Sous la coordination de
Anne Pousson, Chargée de mission – CEPS

Avec la contribution du groupe d’experts suivant
Bénédicte Brouard, Associée – Mercator
Philippe Carli, Président Directeur Général – Siemens France
Olivier de Conihout, Directeur Général Fondateur – L’Espace Dirigeants
Pierre Cuny, Président Directeur Général – Scripto
Olivier Dambricourt, Directeur de Projet - Direction de la stratégie—RHODIA
François Decaux, Consultant – FDC
Jean-Claude Gruffat, Country Officer – Citi Group
Alexandre Medvedowsky, Président – ESL&Network
Philippe Robardey, Président Directeur Général – Sogeclair
Frédéric Dumas, Directeur Commercial – CapGemini
Emmanuel Le Prince, Président fondateur – Comité Richelieu
Michel Zarka, Managing Director – Oliver Wyman Delta
 

 

SMALL BUSINESS ACT - Les propositions du CEPS

Pour mémoire, suite à la communication « Think Small First: Priorité aux PME, un Small Business Act pour l’Europe », publiée le 25 juin 2008 par la Commission européenne, les Ministres européens de la Compétitivité ont annoncé les 25 et 26 septembre dernier leur intention d’adopter le Small Business Act lors du sommet européen du mois décembre. Le texte devra être examiné par le Parlement avant les élections européennes de juin 2009.

Bien que 99 % des entreprises de l'UE soient des PME (c'est-à-dire des entreprises comptant au plus 250 salariés et réalisant un chiffre d'affaires maximal de 50 millions d'euros), la plupart des textes législatifs et des procédures administratives n'établissent pas de distinction en fonction de la taille des entreprises. Il en résulte que 23 millions de PME doivent souvent répondre aux mêmes exigences administratives que les 41 000 grandes entreprises européennes. Au cours des dernières années, les PME ont créé 80 % des nouveaux emplois dans l'UE. Elles méritent donc d’être mieux soutenues, afin de pouvoir libérer leur potentiel pour une croissance durable à long terme et pour la création d'emplois plus nombreux.

Il s’agit donc pour l’Union Européenne et ses Etats Membres de mettre en place un cadre stratégique global favorable aux PME, dans une logique similaire aux décisions récemment annoncées par le Groupe de la Banque européenne d'investissement de simplifier, moderniser et diversifier la panoplie de ses instruments d'aide aux PME.
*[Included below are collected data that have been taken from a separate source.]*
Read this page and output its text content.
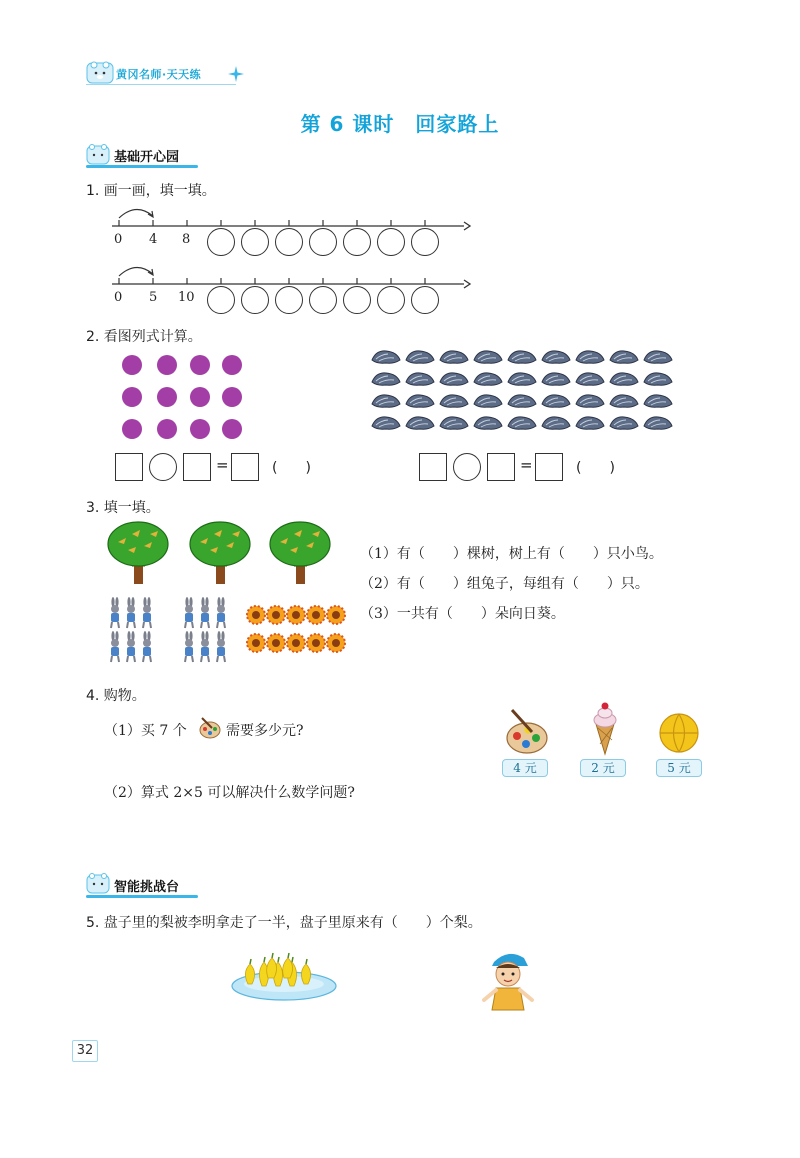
黄冈名师·天天练
第 6 课时　回家路上
基础开心园
1. 画一画，填一填。
0 4 8
0 5 10
2. 看图列式计算。
=	(　　)	=	(　　)
3. 填一填。
（1）有（　　）棵树，树上有（　　）只小鸟。
（2）有（　　）组兔子，每组有（　　）只。
（3）一共有（　　）朵向日葵。
4. 购物。
（1）买 7 个	需要多少元?
（2）算式 2×5 可以解决什么数学问题?
4 元	2 元	5 元
智能挑战台
5. 盘子里的梨被李明拿走了一半，盘子里原来有（　　）个梨。
32
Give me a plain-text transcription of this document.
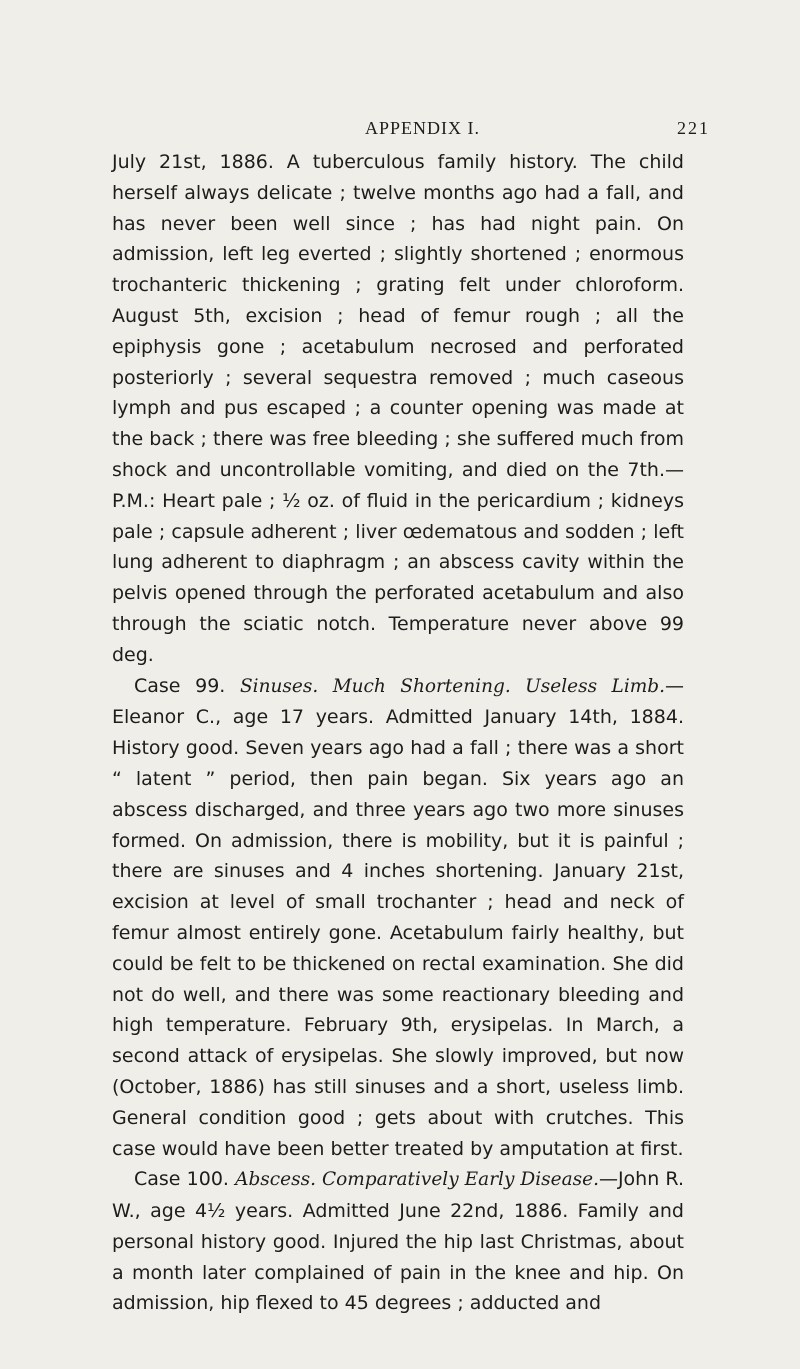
APPENDIX I.	221

July 21st, 1886. A tuberculous family history. The child herself always delicate ; twelve months ago had a fall, and has never been well since ; has had night pain. On admission, left leg everted ; slightly shortened ; enormous trochanteric thickening ; grating felt under chloroform. August 5th, excision ; head of femur rough ; all the epiphysis gone ; acetabulum necrosed and perforated posteriorly ; several sequestra removed ; much caseous lymph and pus escaped ; a counter opening was made at the back ; there was free bleeding ; she suffered much from shock and uncontrollable vomiting, and died on the 7th.—P.M.: Heart pale ; ½ oz. of fluid in the pericardium ; kidneys pale ; capsule adherent ; liver œdematous and sodden ; left lung adherent to diaphragm ; an abscess cavity within the pelvis opened through the perforated acetabulum and also through the sciatic notch. Temperature never above 99 deg.

Case 99. Sinuses. Much Shortening. Useless Limb.—Eleanor C., age 17 years. Admitted January 14th, 1884. History good. Seven years ago had a fall ; there was a short “ latent ” period, then pain began. Six years ago an abscess discharged, and three years ago two more sinuses formed. On admission, there is mobility, but it is painful ; there are sinuses and 4 inches shortening. January 21st, excision at level of small trochanter ; head and neck of femur almost entirely gone. Acetabulum fairly healthy, but could be felt to be thickened on rectal examination. She did not do well, and there was some reactionary bleeding and high temperature. February 9th, erysipelas. In March, a second attack of erysipelas. She slowly improved, but now (October, 1886) has still sinuses and a short, useless limb. General condition good ; gets about with crutches. This case would have been better treated by amputation at first.

Case 100. Abscess. Comparatively Early Disease.—John R. W., age 4½ years. Admitted June 22nd, 1886. Family and personal history good. Injured the hip last Christmas, about a month later complained of pain in the knee and hip. On admission, hip flexed to 45 degrees ; adducted and
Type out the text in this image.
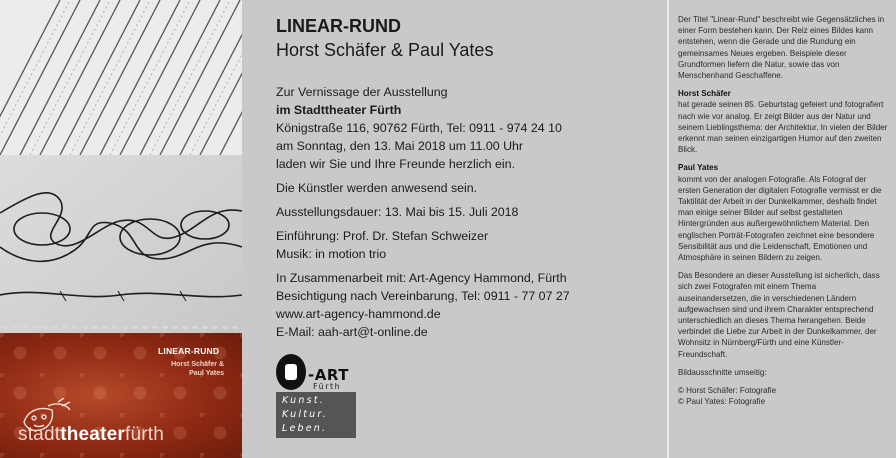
LINEAR-RUND
Horst Schäfer &
Paul Yates
stadttheaterfürth
LINEAR-RUND
Horst Schäfer & Paul Yates

Zur Vernissage der Ausstellung
im Stadttheater Fürth
Königstraße 116, 90762 Fürth, Tel: 0911 - 974 24 10
am Sonntag, den 13. Mai 2018 um 11.00 Uhr
laden wir Sie und Ihre Freunde herzlich ein.

Die Künstler werden anwesend sein.

Ausstellungsdauer: 13. Mai bis 15. Juli 2018

Einführung: Prof. Dr. Stefan Schweizer
Musik: in motion trio

In Zusammenarbeit mit: Art-Agency Hammond, Fürth
Besichtigung nach Vereinbarung, Tel: 0911 - 77 07 27
www.art-agency-hammond.de
E-Mail: aah-art@t-online.de

-ART
Fürth
Kunst.
Kultur.
Leben.

Der Titel "Linear-Rund" beschreibt wie Gegensätzliches in einer Form bestehen kann. Der Reiz eines Bildes kann entstehen, wenn die Gerade und die Rundung ein gemeinsames Neues ergeben. Beispiele dieser Grundformen liefern die Natur, sowie das von Menschenhand Geschaffene.

Horst Schäfer
hat gerade seinen 85. Geburtstag gefeiert und fotografiert nach wie vor analog. Er zeigt Bilder aus der Natur und seinem Lieblingsthema: der Architektur. In vielen der Bilder erkennt man seinen einzigartigen Humor auf den zweiten Blick.

Paul Yates
kommt von der analogen Fotografie. Als Fotograf der ersten Generation der digitalen Fotografie vermisst er die Taktilität der Arbeit in der Dunkelkammer, deshalb findet man einige seiner Bilder auf selbst gestalteten Hintergründen aus außergewöhnlichem Material. Den englischen Porträt-Fotografen zeichnet eine besondere Sensibilität aus und die Leidenschaft, Emotionen und Atmosphäre in seinen Bildern zu zeigen.

Das Besondere an dieser Ausstellung ist sicherlich, dass sich zwei Fotografen mit einem Thema auseinandersetzen, die in verschiedenen Ländern aufgewachsen sind und ihrem Charakter entsprechend unterschiedlich an dieses Thema herangehen. Beide verbindet die Liebe zur Arbeit in der Dunkelkammer, der Wohnsitz in Nürnberg/Fürth und eine Künstler-Freundschaft.

Bildausschnitte umseitig:

© Horst Schäfer: Fotografie
© Paul Yates: Fotografie
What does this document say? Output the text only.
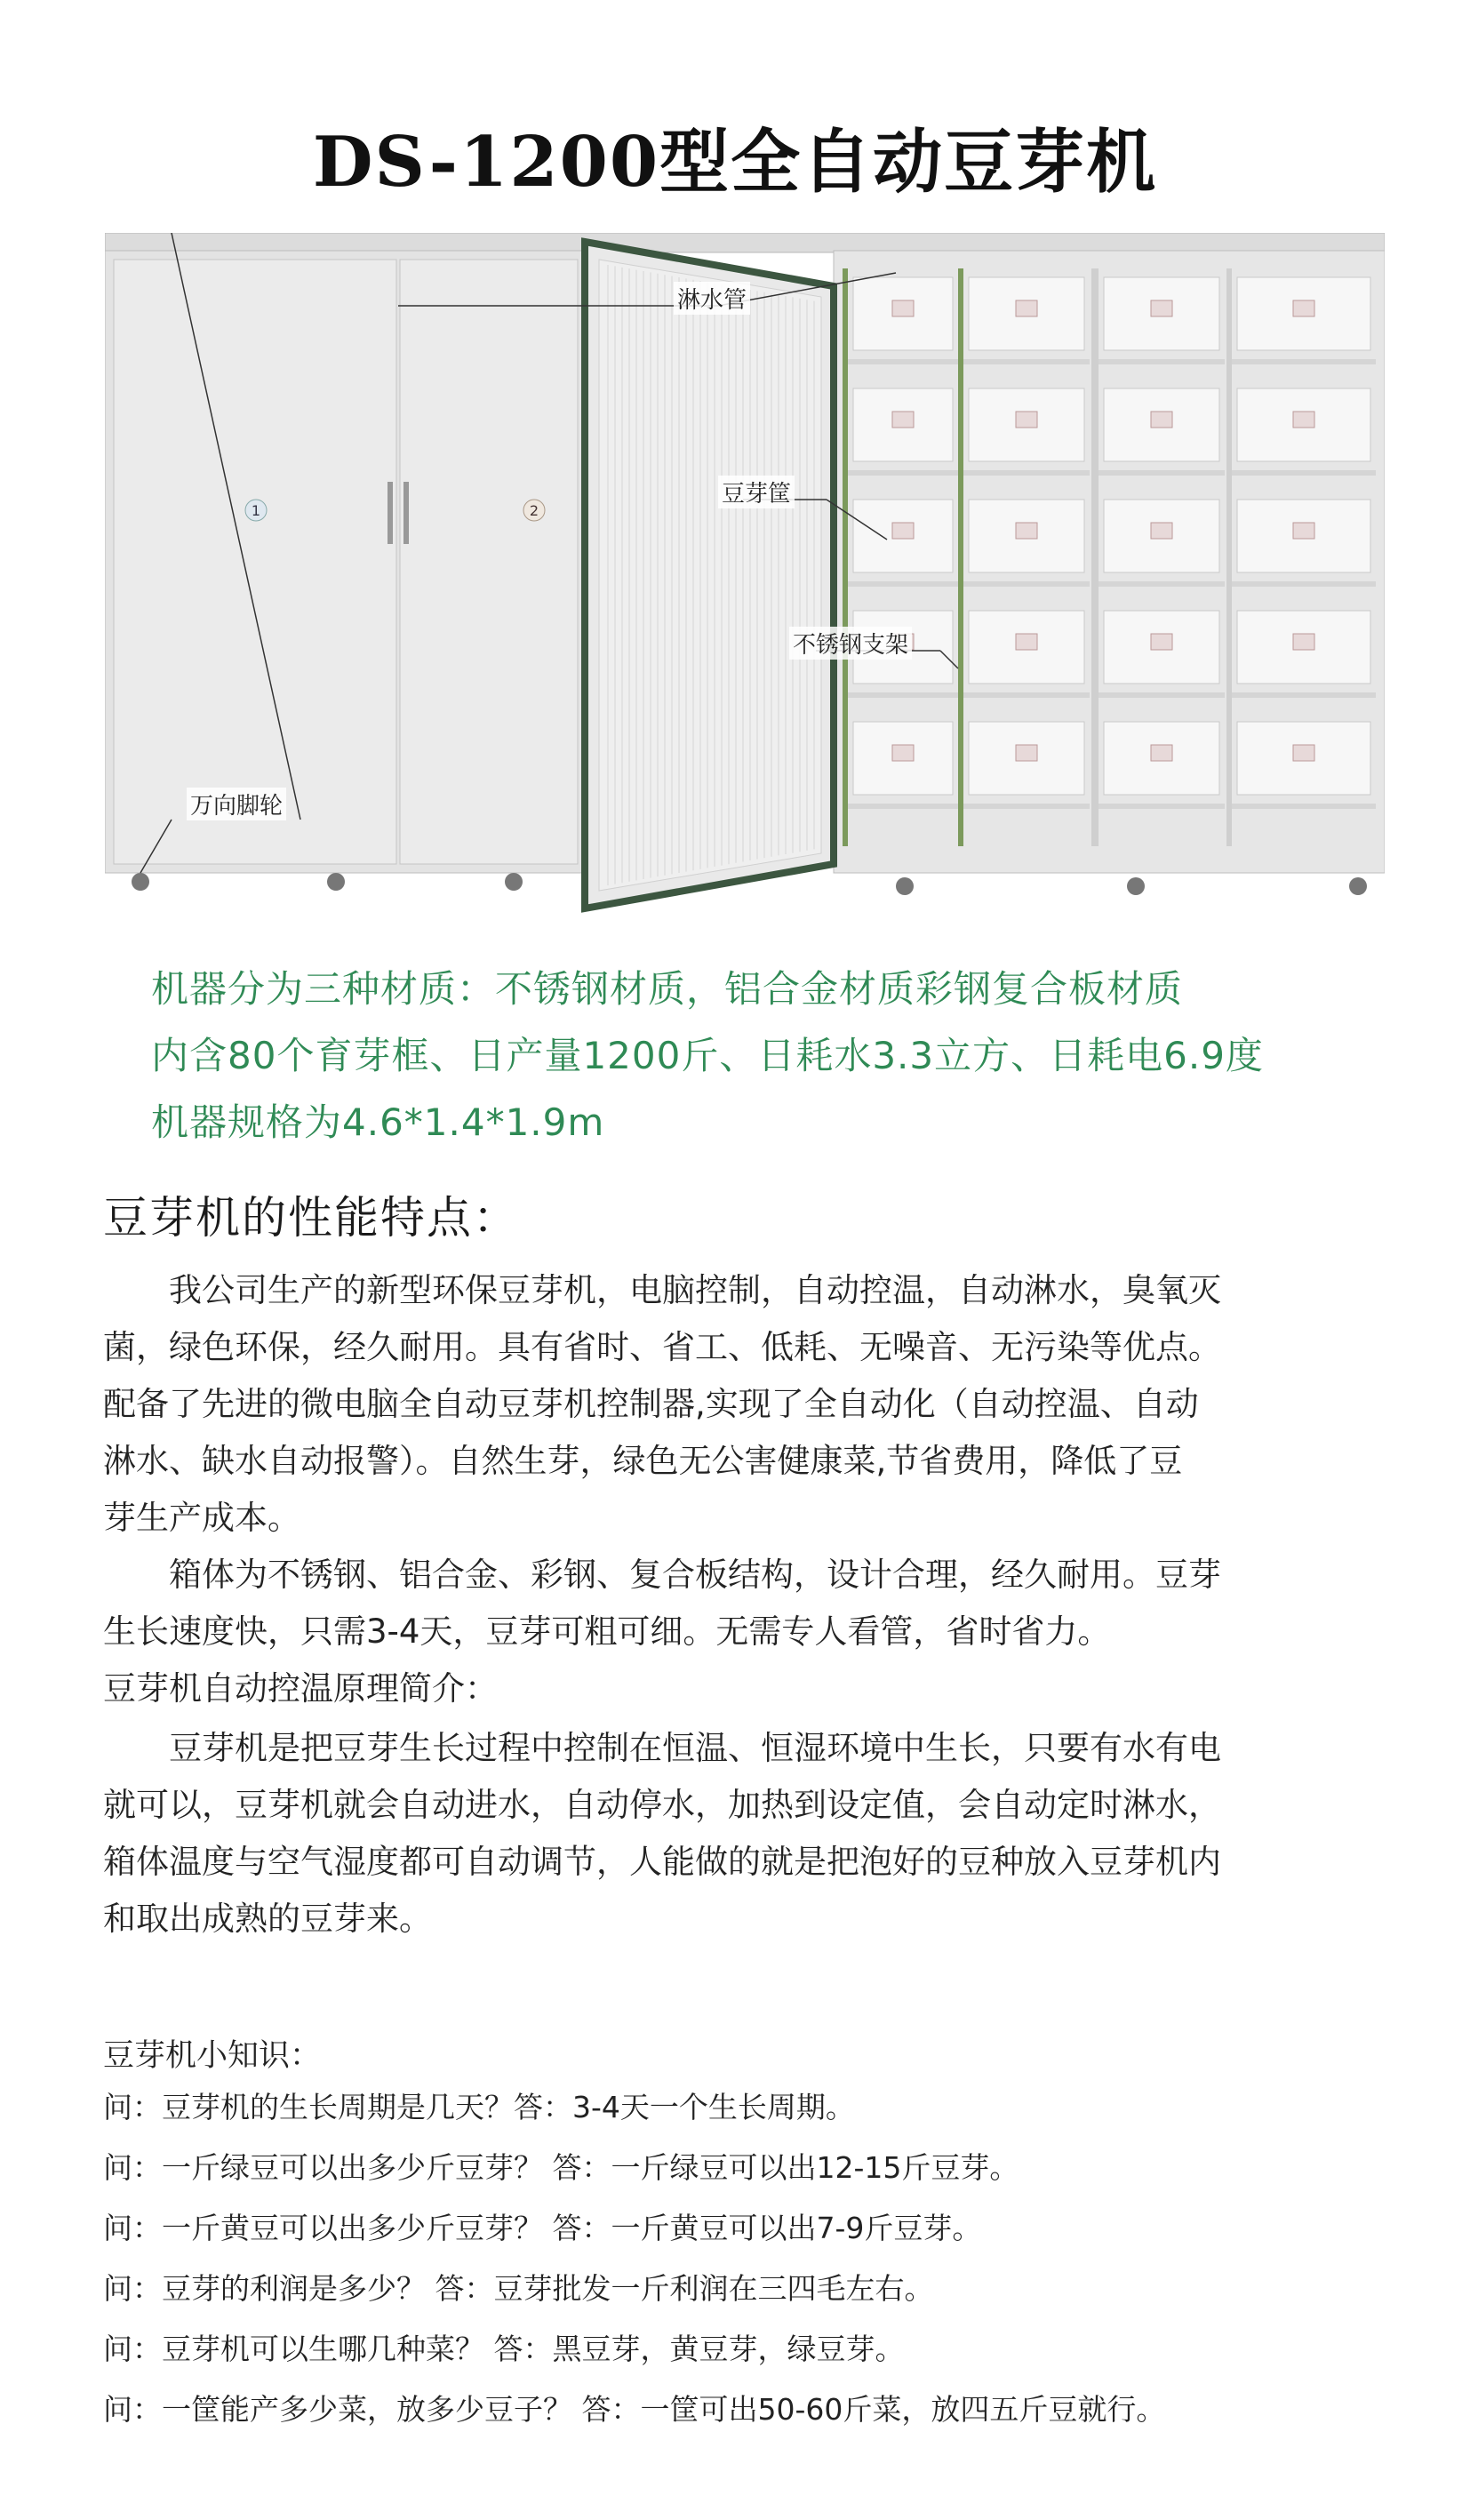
DS-1200型全自动豆芽机
1	2
淋水管
豆芽筐
不锈钢支架
万向脚轮
机器分为三种材质：不锈钢材质，铝合金材质彩钢复合板材质
内含80个育芽框、日产量1200斤、日耗水3.3立方、日耗电6.9度
机器规格为4.6*1.4*1.9m
豆芽机的性能特点：
　　我公司生产的新型环保豆芽机，电脑控制，自动控温，自动淋水，臭氧灭
菌，绿色环保，经久耐用。具有省时、省工、低耗、无噪音、无污染等优点。
配备了先进的微电脑全自动豆芽机控制器,实现了全自动化（自动控温、自动
淋水、缺水自动报警）。自然生芽，绿色无公害健康菜,节省费用，降低了豆
芽生产成本。
　　箱体为不锈钢、铝合金、彩钢、复合板结构，设计合理，经久耐用。豆芽
生长速度快，只需3-4天，豆芽可粗可细。无需专人看管，省时省力。
豆芽机自动控温原理简介：
　　豆芽机是把豆芽生长过程中控制在恒温、恒湿环境中生长，只要有水有电
就可以，豆芽机就会自动进水，自动停水，加热到设定值，会自动定时淋水，
箱体温度与空气湿度都可自动调节，人能做的就是把泡好的豆种放入豆芽机内
和取出成熟的豆芽来。
豆芽机小知识：
问：豆芽机的生长周期是几天？答：3-4天一个生长周期。
问：一斤绿豆可以出多少斤豆芽？ 答：一斤绿豆可以出12-15斤豆芽。
问：一斤黄豆可以出多少斤豆芽？ 答：一斤黄豆可以出7-9斤豆芽。
问：豆芽的利润是多少？ 答：豆芽批发一斤利润在三四毛左右。
问：豆芽机可以生哪几种菜？ 答：黑豆芽，黄豆芽，绿豆芽。
问：一筐能产多少菜，放多少豆子？ 答：一筐可出50-60斤菜，放四五斤豆就行。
A cet égard, la Commission Européenne propose de nouvelles mesures législatives, dans le but de simplifier les procédures et réduire les coûts auxquels elles sont confrontées tout au long de leur vie, inciter à la création des PME et en favoriser le développement, renforcer leur rôle au sein des marchés publics de l’Union Européenne.

Dans l’esprit de la proposition de Small Business Act (SBA) de la Commission Européenne, le CEPS et ses membres ont souhaité se mobiliser afin de voir reconnaître et renforcer le rôle des PME au sein de l’espace économique européen et, plus largement, celui des entrepreneurs et de la prise de risques.

Le SBA pourrait s’appuyer sur 6 principes directeurs :
1. Accroître l’esprit d’entreprenariat
2. Encourager l’innovation
3. Faciliter pour les PME innovantes l’accès aux donneurs d’ordre
4. Favoriser l’accès au financement
5. Faciliter l’accès aux marchés publics
6. Redéfinir les liens entre grandes et petites entreprises

Dans un souci d’efficacité, il convient de donner au SBA européen un statut juridique sous forme de directives transposables dans les législations nationales.

Partant du principe que la rapidité d’action et la différence de traitement à l’égard des grandes entreprises sont vitales pour une PME, le CEPS émet les propositions – non exhaustives – suivantes :


1. Accroître l’esprit et l’attrait de l’entreprenariat en Europe

Promouvoir tous les aspects de l’entreprenariat dans les filières générales de l’enseignement secondaire et supérieur, et non pas uniquement auprès des filières économiques.

Mettre en place une directive européenne créant un cursus minimal sur les aspects de l’entreprise et de l’entreprenariat dès l’entrée à l’université et tout au long des parcours universitaires.

Mettre un terme à la « dictature » du principe de précaution.

Abandonner le principe du « risque zéro », qui est incompatible avec l’esprit d’entreprenariat.

Permettre l’embauche sous forme de contrats de mission à toutes les PME (permettre à toutes les entreprises de moins de 10 salariés, détenues majoritairement par des actionnaires personnes physiques, d’avoir un ratio 2/3 contrats de mission, 1/3 contrats à durée déterminée, de 10 à 50 salariés (50/50), de 50 à 300 salariés (1/3, 2/3)) ou, plus radicalement, généraliser la possibilité de payer en honoraires sans recourir à un contrat de travail obligatoire.

Revoir la législation sur la « faillite individuelle », notamment pour ceux qui auront créé une entreprise.



2. Encourager l’innovation:

Force est de constater que les innovations radicales sont plus souvent développées par de jeunes entreprises, tandis que les entreprises « installées » se placent plus souvent dans une logique d'innovation incrémentale leur permettant d'améliorer un peu l'existant pour maintenir ou accroître légèrement leur part de marché. A titre d’illustration, les grands groupes pharmaceutiques se limitent bien souvent à acheter à vil prix les technologies développées par des start-up.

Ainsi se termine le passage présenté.